Pharmacogenomics and Prediction of Precise Treatment Outcomes in Major Depressive Disorder

Abstract

Selective serotonin reuptake inhibitors (SSRIs) are the most commonly used medication class for major depressive disorder (MDD); however, response to SSRI treatment varies considerably between patients. A number of genome-wide association studies (GWAS) of SSRI treatment outcomes have been performed with the goal of identifying genetic variants associated with SSRI response. The hope is that knowledge of the genetic variants contributing to treatment outcomes will facilitate more precise estimation of each patient’s probability of having a favorable treatment outcome, thus allowing the physician to select an appropriate treatment plan – This concept of precise estimation of treatment outcomes is at the heart of precision medicine. However, the prior GWAS of antidepressant response have had limited success, with no replicated genome-wide significant findings. Moreover, despite all the attempts to identify genetic variants to enable more accurate prediction of treatment response, prior studies have largely used broad (and thus imprecise) definitions of treatment outcomes, typically based on total scores on depression rating scales. We postulate that different genetic factors may play a role in how specific symptoms of depression change in response to a particular medication.
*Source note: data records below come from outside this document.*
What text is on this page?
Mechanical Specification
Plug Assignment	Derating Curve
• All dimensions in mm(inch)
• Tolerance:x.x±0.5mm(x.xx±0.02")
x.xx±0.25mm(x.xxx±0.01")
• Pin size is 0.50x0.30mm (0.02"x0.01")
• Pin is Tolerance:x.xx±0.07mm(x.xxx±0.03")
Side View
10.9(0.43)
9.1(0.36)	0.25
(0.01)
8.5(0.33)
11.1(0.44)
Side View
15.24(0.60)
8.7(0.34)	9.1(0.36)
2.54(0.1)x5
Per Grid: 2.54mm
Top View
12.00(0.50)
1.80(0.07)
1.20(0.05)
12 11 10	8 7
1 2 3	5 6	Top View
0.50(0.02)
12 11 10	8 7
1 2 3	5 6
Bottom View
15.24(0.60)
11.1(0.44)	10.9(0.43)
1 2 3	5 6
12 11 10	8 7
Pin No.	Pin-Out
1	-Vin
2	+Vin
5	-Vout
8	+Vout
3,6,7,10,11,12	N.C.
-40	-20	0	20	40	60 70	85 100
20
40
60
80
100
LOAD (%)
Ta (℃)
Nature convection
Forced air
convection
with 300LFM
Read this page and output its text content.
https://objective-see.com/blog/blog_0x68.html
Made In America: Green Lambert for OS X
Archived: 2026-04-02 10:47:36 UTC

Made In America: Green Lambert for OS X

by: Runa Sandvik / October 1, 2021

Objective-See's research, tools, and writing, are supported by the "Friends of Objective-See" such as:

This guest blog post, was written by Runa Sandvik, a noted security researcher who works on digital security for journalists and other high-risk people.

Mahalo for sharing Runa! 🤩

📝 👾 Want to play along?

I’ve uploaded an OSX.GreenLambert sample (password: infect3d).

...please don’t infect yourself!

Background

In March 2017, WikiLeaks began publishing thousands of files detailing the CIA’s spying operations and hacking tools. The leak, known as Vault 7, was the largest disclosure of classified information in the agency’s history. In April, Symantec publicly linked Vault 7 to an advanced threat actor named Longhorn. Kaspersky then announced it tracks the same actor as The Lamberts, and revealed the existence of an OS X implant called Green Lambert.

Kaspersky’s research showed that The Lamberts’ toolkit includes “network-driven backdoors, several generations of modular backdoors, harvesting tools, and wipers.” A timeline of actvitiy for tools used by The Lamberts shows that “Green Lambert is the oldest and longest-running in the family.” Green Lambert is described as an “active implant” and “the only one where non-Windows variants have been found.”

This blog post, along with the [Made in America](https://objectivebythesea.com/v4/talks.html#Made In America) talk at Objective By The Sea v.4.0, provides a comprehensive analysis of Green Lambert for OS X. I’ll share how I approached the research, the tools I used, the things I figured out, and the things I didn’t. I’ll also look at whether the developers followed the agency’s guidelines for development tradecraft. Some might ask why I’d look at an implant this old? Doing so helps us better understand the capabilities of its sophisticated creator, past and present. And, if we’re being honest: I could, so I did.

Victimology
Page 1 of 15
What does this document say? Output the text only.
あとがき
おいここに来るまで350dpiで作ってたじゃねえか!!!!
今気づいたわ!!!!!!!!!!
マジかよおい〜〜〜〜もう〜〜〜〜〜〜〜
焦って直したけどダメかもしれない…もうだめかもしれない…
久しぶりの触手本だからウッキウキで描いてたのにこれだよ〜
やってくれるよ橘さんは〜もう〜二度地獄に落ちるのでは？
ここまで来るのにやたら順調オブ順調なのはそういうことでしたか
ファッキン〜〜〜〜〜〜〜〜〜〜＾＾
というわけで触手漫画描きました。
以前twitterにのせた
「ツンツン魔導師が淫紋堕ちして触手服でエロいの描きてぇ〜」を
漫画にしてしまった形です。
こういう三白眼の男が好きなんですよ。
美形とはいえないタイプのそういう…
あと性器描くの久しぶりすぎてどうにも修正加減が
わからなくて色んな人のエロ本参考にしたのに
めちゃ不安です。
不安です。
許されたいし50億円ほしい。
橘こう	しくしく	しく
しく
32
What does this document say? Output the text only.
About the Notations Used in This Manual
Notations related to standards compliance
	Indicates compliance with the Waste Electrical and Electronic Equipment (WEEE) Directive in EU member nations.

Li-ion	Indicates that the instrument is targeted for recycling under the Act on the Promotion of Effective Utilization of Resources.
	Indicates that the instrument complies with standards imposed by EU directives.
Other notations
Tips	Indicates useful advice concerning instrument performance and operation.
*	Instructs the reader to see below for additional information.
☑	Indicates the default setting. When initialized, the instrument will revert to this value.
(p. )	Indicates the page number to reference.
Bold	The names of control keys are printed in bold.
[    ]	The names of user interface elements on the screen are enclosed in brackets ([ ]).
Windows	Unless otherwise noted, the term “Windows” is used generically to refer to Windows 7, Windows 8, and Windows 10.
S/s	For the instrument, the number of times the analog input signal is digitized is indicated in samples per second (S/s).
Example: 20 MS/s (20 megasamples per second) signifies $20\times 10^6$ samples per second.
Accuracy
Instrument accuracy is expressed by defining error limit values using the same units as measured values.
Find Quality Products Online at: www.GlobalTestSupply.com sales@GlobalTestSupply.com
For example whether a person’s mood improves after treatment may be influenced by different genes than whether a person’s sleep quality improves after treatment. Specific components of depression and antidepressant response can be derived from individual items assessed by depression rating scales such as the Hamilton Rating Scale for Depression (HRSD). By viewing depression as a multifaceted illness, and response to antidepressants as a complex, multi-component treatment outcome, we aim to identify genomic contributors to more precisely-defined aspects of treatment response, including items such as depressed mood, anxiety, interests/activity, and insomnia. We illustrate this concept using data from several existing studies of SSRI response to identify novel pharmacogenomic effects on specific aspects of treatment outcomes, demonstrating that decomposition of the total scores into specific components can increase the power of pharmacogenomics studies of antidepressants and provide more clinically useful information.